Enrique Pérez Ámez celebraba los encuentros. Nunca los inauguró con la grave descripción de lo que podía ser la vida puta y su propia peripecia (que no le fue nada fácil en los últimos años), sino que lo hacía bromeando sobre la actualidad y las cosas, la política, los dogmas o el destino fatal. Ya habría tiempo después para ponerse serio, sutil o dolido, si fuera el caso. Hace tiempo que Ámez tenía muy claro que es preferible reírse y restar importancia a la tragedia del vivir, que meter más mala sangre a unas venas del organismo social que van emponzoñadas como alcantarillas, de manera que todos los últimos encuentros que tuvimos lo fueron en clave de sol, en sí sostenido y con arpegios que iban desde la sonrisa inteligente a la franca risotada: ríete, Pedrín, que disparan mierda.

A todo esto, no he dicho que Enrique era cura, que lo fue con intensidad, cargos y brillo en sus comienzos (le llevó el cardenal primado Marcelo a la catedral metropolitana de Toledo) y que acabó algo rebotado de una fe de chapa y chupa tras caerse de su burro Belisario ante las puertas damascenas del dogma cerril (editó un libro de repaso y descripciones sobre la realidad del Opus que levantó ampollas; lo tituló «Reflexiones al burro Belisario», pollino que le evocaba sin duda su Laguna Dalga natal donde ahora reposan sus sueños).

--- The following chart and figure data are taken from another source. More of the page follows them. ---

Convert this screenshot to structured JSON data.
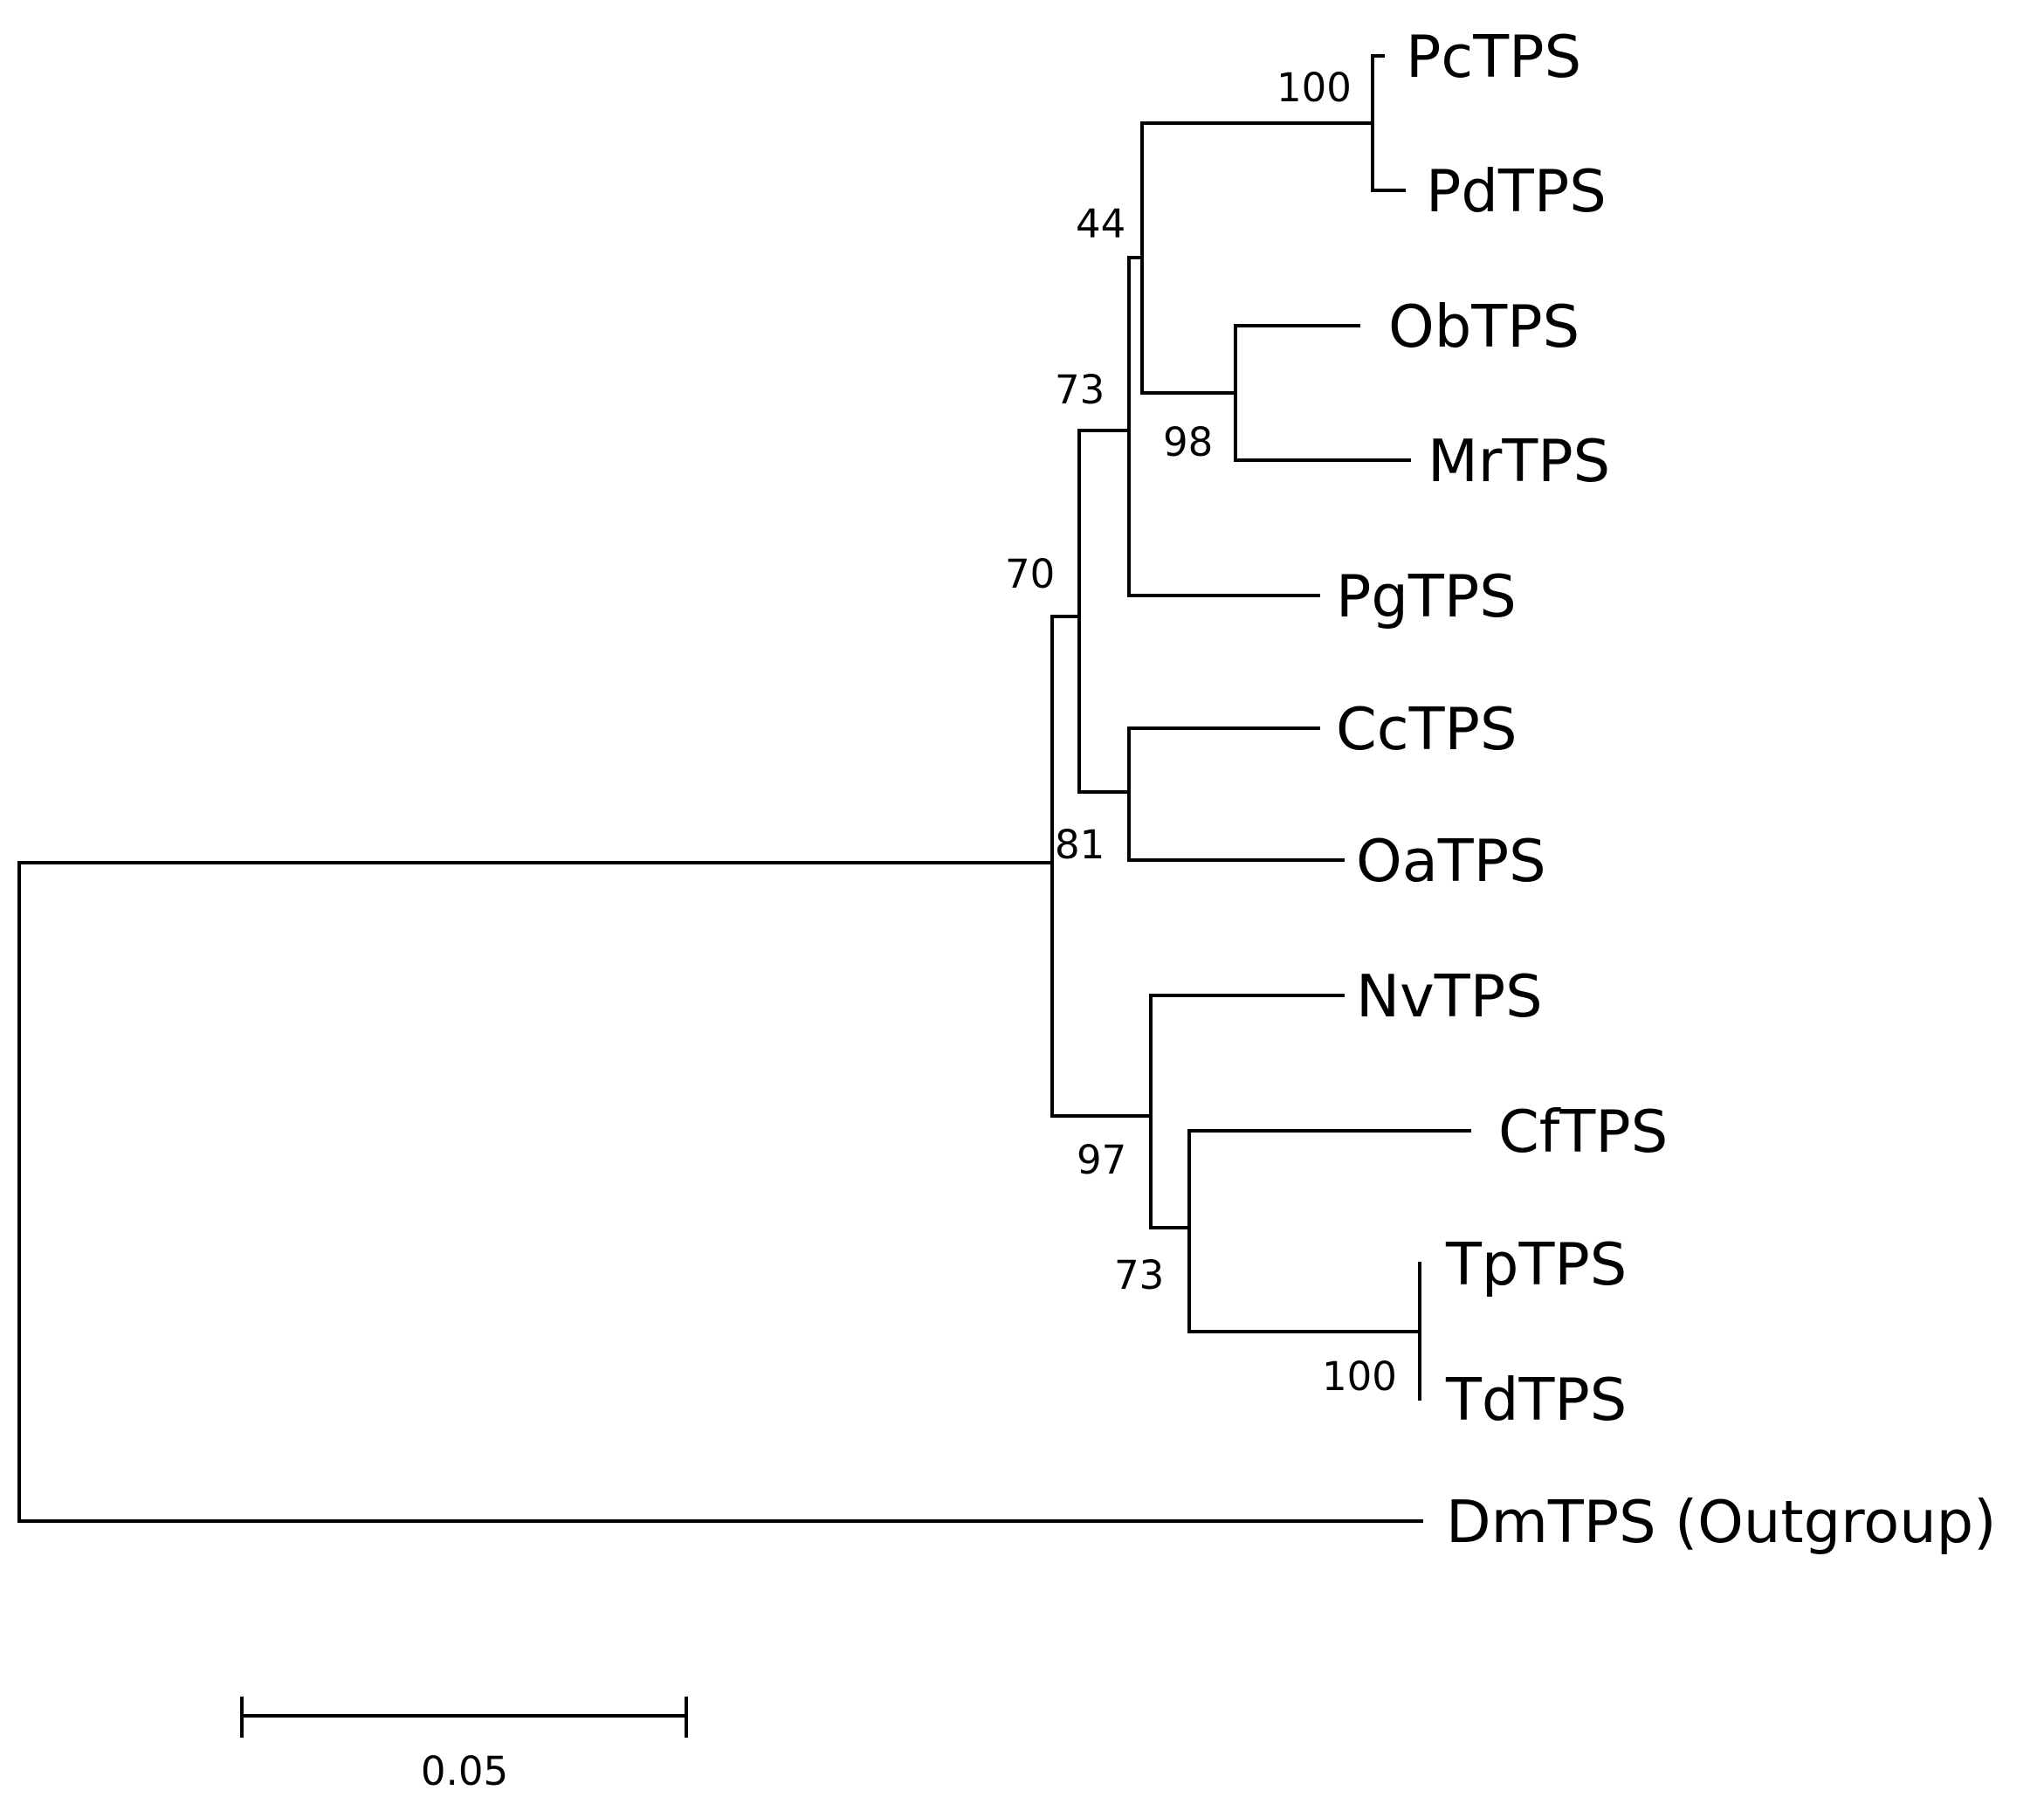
{
  "figure": {
    "type": "phylogenetic-tree"
  },
  "taxa": [
    {
      "id": "pc",
      "label": "PcTPS"
    },
    {
      "id": "pd",
      "label": "PdTPS"
    },
    {
      "id": "ob",
      "label": "ObTPS"
    },
    {
      "id": "mr",
      "label": "MrTPS"
    },
    {
      "id": "pg",
      "label": "PgTPS"
    },
    {
      "id": "cc",
      "label": "CcTPS"
    },
    {
      "id": "oa",
      "label": "OaTPS"
    },
    {
      "id": "nv",
      "label": "NvTPS"
    },
    {
      "id": "cf",
      "label": "CfTPS"
    },
    {
      "id": "tp",
      "label": "TpTPS"
    },
    {
      "id": "td",
      "label": "TdTPS"
    },
    {
      "id": "dm",
      "label": "DmTPS (Outgroup)"
    }
  ],
  "bootstrap": {
    "pc_pd": "100",
    "pcpd_obmr": "44",
    "ob_mr": "98",
    "inner_pg": "73",
    "cc_oa": "81",
    "ingroup_a": "70",
    "nv_clade": "97",
    "cf_tptd": "73",
    "tp_td": "100"
  },
  "scale_bar": {
    "label": "0.05",
    "value": 0.05
  }
}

En los años setenta Enrique escribía en este periódico. Entonces le conocí y le traté. Cuando llegó Larrea de obispo a León le apeó de curias y responsabilidades y le perdí la pista hasta hace unos años que le evoqué en una columna y dio señales. Me reencontré con él. Era un hombre distinto y no sólo porque le hubieran transplantado el corazón, sino el alma, ahora arañada, pero clareada. No le trató bien el destino (ni sus servidores), pero tenía una gran decencia moral que contagiaba.